Open emanueleromito opened 9 months ago
Thanks for the report!
I think it'd be awesome if we provided an easily-accessible escape hatch to view the raw CMR results that earthaccess queried for situations like this where our assumptions don't line up with end-users' use cases. Without the escape hatch, users have to wait to use earthaccess until we adapt to support their use case. With the escape hatch, they can begin using earthaccess with a minor "hack" and later on remove it when we support their use case fully.
What do you all think? I don't think we currently support this, but maybe we do, I just didn't find it in the docs and am not planning on source diving today :)

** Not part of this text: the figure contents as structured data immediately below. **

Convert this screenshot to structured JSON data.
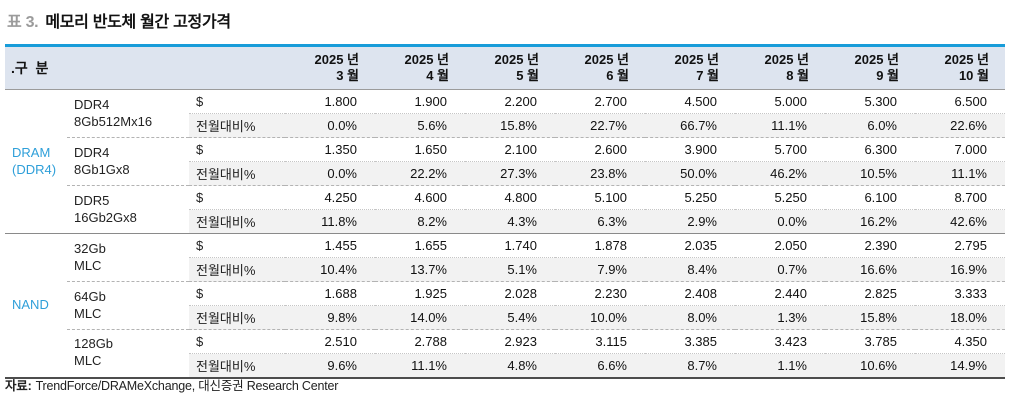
{
  "title": {
    "prefix": "표 3.",
    "text": "메모리 반도체 월간 고정가격"
  },
  "colors": {
    "accent_blue_line": "#189cd9",
    "header_bg": "#dde4ef",
    "group_label_blue": "#2e9fd9",
    "alt_row_bg": "#f2f2f2"
  },
  "chart_data": {
    "type": "table",
    "title": "표 3. 메모리 반도체 월간 고정가격",
    "corner_label": ".구  분",
    "columns": [
      {
        "year": "2025 년",
        "month": "3 월"
      },
      {
        "year": "2025 년",
        "month": "4 월"
      },
      {
        "year": "2025 년",
        "month": "5 월"
      },
      {
        "year": "2025 년",
        "month": "6 월"
      },
      {
        "year": "2025 년",
        "month": "7 월"
      },
      {
        "year": "2025 년",
        "month": "8 월"
      },
      {
        "year": "2025 년",
        "month": "9 월"
      },
      {
        "year": "2025 년",
        "month": "10 월"
      }
    ],
    "metric_labels": {
      "usd": "$",
      "mom": "전월대비%"
    },
    "groups": [
      {
        "label_lines": [
          "DRAM",
          "(DDR4)"
        ],
        "products": [
          {
            "name_lines": [
              "DDR4",
              "8Gb512Mx16"
            ],
            "usd": [
              "1.800",
              "1.900",
              "2.200",
              "2.700",
              "4.500",
              "5.000",
              "5.300",
              "6.500"
            ],
            "mom": [
              "0.0%",
              "5.6%",
              "15.8%",
              "22.7%",
              "66.7%",
              "11.1%",
              "6.0%",
              "22.6%"
            ]
          },
          {
            "name_lines": [
              "DDR4",
              "8Gb1Gx8"
            ],
            "usd": [
              "1.350",
              "1.650",
              "2.100",
              "2.600",
              "3.900",
              "5.700",
              "6.300",
              "7.000"
            ],
            "mom": [
              "0.0%",
              "22.2%",
              "27.3%",
              "23.8%",
              "50.0%",
              "46.2%",
              "10.5%",
              "11.1%"
            ]
          },
          {
            "name_lines": [
              "DDR5",
              "16Gb2Gx8"
            ],
            "usd": [
              "4.250",
              "4.600",
              "4.800",
              "5.100",
              "5.250",
              "5.250",
              "6.100",
              "8.700"
            ],
            "mom": [
              "11.8%",
              "8.2%",
              "4.3%",
              "6.3%",
              "2.9%",
              "0.0%",
              "16.2%",
              "42.6%"
            ]
          }
        ]
      },
      {
        "label_lines": [
          "NAND"
        ],
        "products": [
          {
            "name_lines": [
              "32Gb",
              "MLC"
            ],
            "usd": [
              "1.455",
              "1.655",
              "1.740",
              "1.878",
              "2.035",
              "2.050",
              "2.390",
              "2.795"
            ],
            "mom": [
              "10.4%",
              "13.7%",
              "5.1%",
              "7.9%",
              "8.4%",
              "0.7%",
              "16.6%",
              "16.9%"
            ]
          },
          {
            "name_lines": [
              "64Gb",
              "MLC"
            ],
            "usd": [
              "1.688",
              "1.925",
              "2.028",
              "2.230",
              "2.408",
              "2.440",
              "2.825",
              "3.333"
            ],
            "mom": [
              "9.8%",
              "14.0%",
              "5.4%",
              "10.0%",
              "8.0%",
              "1.3%",
              "15.8%",
              "18.0%"
            ]
          },
          {
            "name_lines": [
              "128Gb",
              "MLC"
            ],
            "usd": [
              "2.510",
              "2.788",
              "2.923",
              "3.115",
              "3.385",
              "3.423",
              "3.785",
              "4.350"
            ],
            "mom": [
              "9.6%",
              "11.1%",
              "4.8%",
              "6.6%",
              "8.7%",
              "1.1%",
              "10.6%",
              "14.9%"
            ]
          }
        ]
      }
    ]
  },
  "footer": {
    "label": "자료:",
    "text": "TrendForce/DRAMeXchange, 대신증권 Research Center"
  }
}
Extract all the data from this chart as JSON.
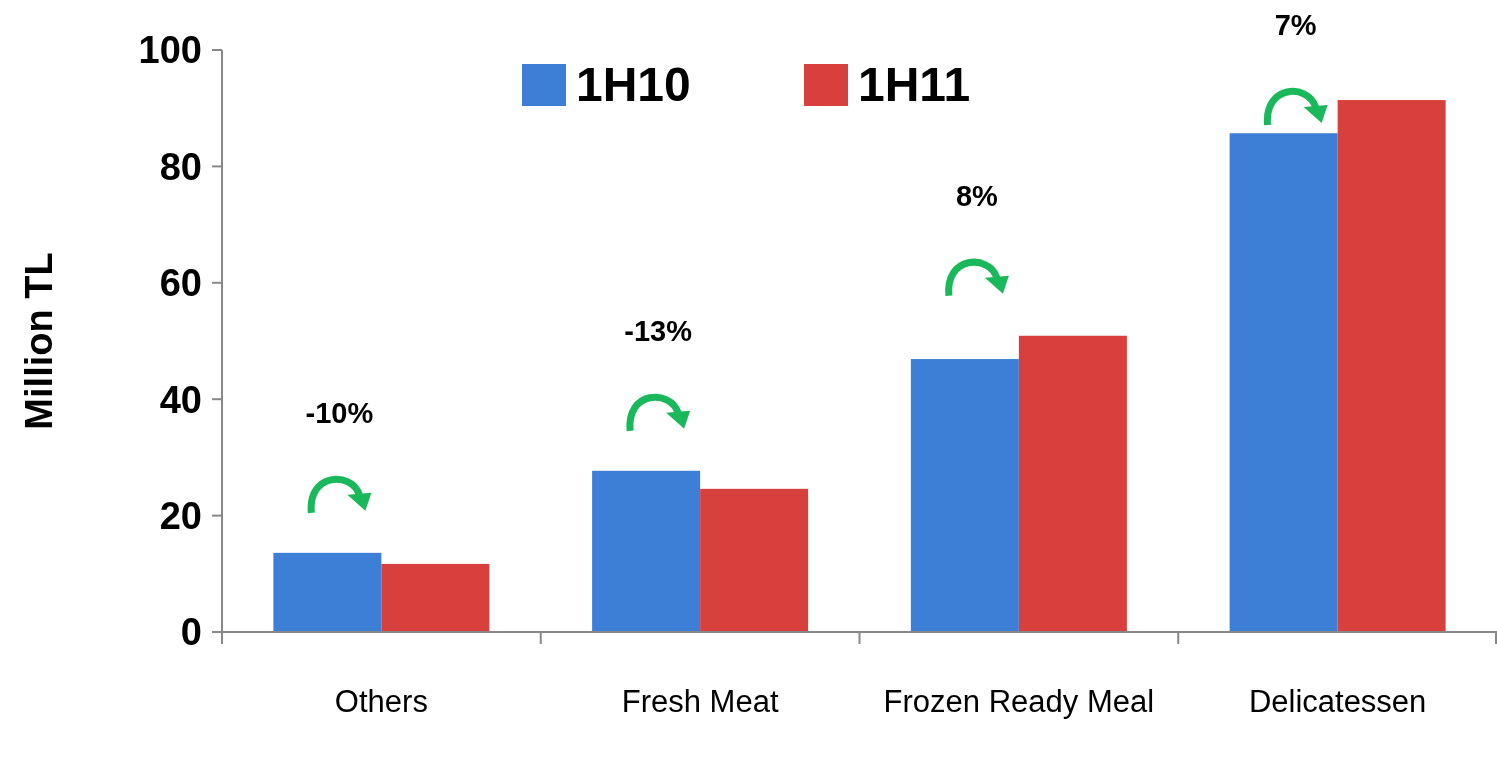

I'm thinking the implementation might be DataGranule
having a .raw
or .cmr_json
attribute/property that contains the parsed JSON from CMR for that granule. Same for collections!
Hi @emanueleromito,
All that information is still available in the results, earthaccess
is only accessing part of it. To get to the XML companion files we can do something like this:
import earthaccess
earthaccess.login()
results = earthaccess.search_data(
short_name="MCD12Q1",
count=10
)
for granule in results:
print(granule["umm"]["RelatedUrls"])
all the granules have a "meta" and a "umm" dictionaries with all the data we need. If you want to filter only those XML and hdf we can download them with:
links = []
for granule in results:
urls = [link["URL"] for link in granule["umm"]["RelatedUrls"] if (link["URL"].endswith((".xml", ".hdf")) and link["URL"].startswith("https"))]
links.extend(urls)
earthaccess.download(links, "./MCD12Q1")
and that's it, let us know if this works for you.
all the granules have a "meta" and a "umm" dictionaries with all the data we need.
Awesome! This does appear to be undocumented. Or perhaps a limitation of search. I'm thinking we could use a how-to on this. Or perhaps we should expose those as properties that will be picked up by our API autodoc setup? Or both. #368
I'm currently using the earthaccess library to access MODIS data in my project. In my workflow, I use both HDF paths and the XML paths associated with the HDF files. However, when I use the search_data function from the library, the results only provide the HDF paths.
And what I get is:
['https://data.lpdaac.earthdatacloud.nasa.gov/lp-prod-protected/MCD12Q1.061/MCD12Q1.A2001001.h01v09.061.2022146025902/MCD12Q1.A2001001.h01v09.061.2022146025902.hdf']
This is certainly fine, but it would be nice to have an option that gives you access to the .xml-related file also, or at least the capability to download that file passing the DataGranule related to the hdf file.